В то же время Мартьяныч говорил:
— Главное страшно важно… В сумочке положила бумажки, где записала, что вы ей сказали…
— Ничего она не записывала. Да где же?
— Какая сумочка? Никакой сумочки нет.
Женщина продолжала рыться.
— Нет, нет, было. Записала и положила.
— Не я ей сказала, а она мне сказала… По шоссе, за Преображенской заставой 1-й проселок за собачьей будкой, так ведь?
— Вот именно: за собачьей будкой! Налево! — Соврал с разгона Мартьяныч и сам удивился.
— Да это и не нужно, ведь мы с ней будем ждать… Нету сумочки.
— Как же быть-то?
— Но она же будет у меня сегодня!
Женщина придвинулась близко.
— Какие у вас брови! Вы с этим вместе!..
Пахнуло в лицо пудрой, чем то сладким, незнакомым…
А в голове быстрая, невесть откуда, четкая мысль:
— Ура… И своих сразу выдала… А громко:
— Да, да. И выбежал. Про себя: — Да здравствует рабочая революция. Разгромить этот притон.
Все-таки стало легче, когда вышел.
Дора Яковлевна перебегала Тверскую.
Вдруг, вне себя от изумления:
— Барон? Откуда вы… худой, обросший? И тихо: — Из Чеки?
— Нет, нет… Ради Бога, тише… Ничего сейчас не могу сказать. Необходимо хотя бы немного денег.
— Пожалуйста, пожалуйста…
— И ни слова… Вадиму! Что меня видели.
— Вадиму?
— Да, да…
— И никому… пока… Спасибо, я у вас буду, помните же.
— Ну, конечно.
— Исчезаю…
И исчез.
— Ничего не поняла!..
Дора Яковлевна влетела на службу.
— И Мартьяныч ушел? Ах, паршивец… Канцелярия одна оставалась… Ах, нет, вон его пальто висит.
И сразу к телефону.
А Мартьяныч уже тут… Из соседней комнаты слушает.
— Алло! Вы? Вы? Слушайте. Все устраивается. Подходит. Ну да, да… Подходит. Все подходит. Да… Да… Но необходимо сегодня же. Обязательно сегодня же. Что? Автомобиль? Достали? Уже? Каким образом? Вы смеетесь… Ну да, конечно, конечно, это ваше дело. Значит, сегодня. Так… Так… Слушайте же: день и час, как мы условились, но се-го-дня. Так…
Дзинь… дзинь… Настала тишина.
— Мартьяныч, меня никто не спрашивал?
— Нет, нет, никто…
Мартьяныч оделся и вышел.

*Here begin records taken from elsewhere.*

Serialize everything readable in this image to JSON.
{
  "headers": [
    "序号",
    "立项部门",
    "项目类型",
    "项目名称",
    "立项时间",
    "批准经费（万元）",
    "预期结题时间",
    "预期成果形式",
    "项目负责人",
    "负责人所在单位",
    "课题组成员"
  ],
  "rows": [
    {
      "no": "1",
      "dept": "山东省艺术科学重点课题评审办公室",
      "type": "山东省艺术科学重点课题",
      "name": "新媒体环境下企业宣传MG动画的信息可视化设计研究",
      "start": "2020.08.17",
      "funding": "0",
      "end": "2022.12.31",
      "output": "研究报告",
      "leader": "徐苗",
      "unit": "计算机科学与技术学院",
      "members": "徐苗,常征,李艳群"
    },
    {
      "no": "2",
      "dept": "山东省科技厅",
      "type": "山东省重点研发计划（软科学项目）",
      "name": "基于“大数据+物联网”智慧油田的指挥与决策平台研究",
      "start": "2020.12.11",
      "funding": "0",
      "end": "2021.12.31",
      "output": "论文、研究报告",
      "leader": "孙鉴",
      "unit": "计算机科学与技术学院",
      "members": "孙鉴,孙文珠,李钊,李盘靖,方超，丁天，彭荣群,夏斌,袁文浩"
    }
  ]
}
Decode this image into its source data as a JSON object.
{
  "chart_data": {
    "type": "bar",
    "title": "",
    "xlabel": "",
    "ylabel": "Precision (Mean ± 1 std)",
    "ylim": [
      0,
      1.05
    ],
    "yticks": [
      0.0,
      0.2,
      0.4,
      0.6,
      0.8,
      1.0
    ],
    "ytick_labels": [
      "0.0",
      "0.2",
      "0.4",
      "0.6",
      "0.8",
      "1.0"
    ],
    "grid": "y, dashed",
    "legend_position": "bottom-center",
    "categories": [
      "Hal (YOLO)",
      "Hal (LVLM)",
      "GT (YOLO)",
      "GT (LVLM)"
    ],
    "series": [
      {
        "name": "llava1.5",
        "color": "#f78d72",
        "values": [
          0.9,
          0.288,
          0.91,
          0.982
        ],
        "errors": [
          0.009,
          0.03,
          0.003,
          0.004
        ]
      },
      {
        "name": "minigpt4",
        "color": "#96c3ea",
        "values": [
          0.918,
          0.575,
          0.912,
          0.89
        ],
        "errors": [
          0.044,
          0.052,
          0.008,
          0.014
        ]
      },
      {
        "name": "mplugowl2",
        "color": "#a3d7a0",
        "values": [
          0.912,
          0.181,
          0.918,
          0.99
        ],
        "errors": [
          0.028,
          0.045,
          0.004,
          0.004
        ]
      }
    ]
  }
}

Через 10 минут он уже был в Чрезвычайной.
— Володя.
Друзья отошли в сторонку.
— Ну, что?
Мартьяныч подробно поведал о своих: успехах.
Точный наморщил лоб.
— Постой-ка! Автомобиль? Идем!
Вышли в соседнюю комнату.
— Товарищ Балин, это у вас звонили что-то об автомобиле?
— Да, да…
— В чем там дело?
— Из Басманного района. В 12 часов на Солянке трое неизвестных подошли к автомобилю Моссовета и предъявили мандаты ВеЧеКа, объявили шоффера арестованным и помчались с большой скоростью в Лефортово, потом по Немецкой улице. На Немецкой выбросили шоффера на полном ходу из автомобиля, при чем шоффер видел, что машина свернула на Елоховку и умчалась по направлению к Преображенской заставе…
Друзья переглянулись: за Преображенской заставой.
— Больше ничего! № машины, описание. Проверяем мандаты. На имя…
— Ладно…
Друзья вышли в коридор.
Точный сказал:
— Заметь, Преображенская застава, шоссе, рядом ведь Московско-Казанская ж. д…. Из Ташкента…
Он был ниже Мартьяныча. Черты лица правильные. Упрямейший затылок приглажен, лицо всегда озабоченное, аккуратен, за что и получил название Точного. В Чрезвычайной его шумливо любили и постепенно втягивали и в серьезную работу.
Мартьяныч говорил:
— Материал, таким образом, прекрасный… Можно хоть сейчас заарестовать Якобсониху и квартиру на Тверской. Ты скажи там.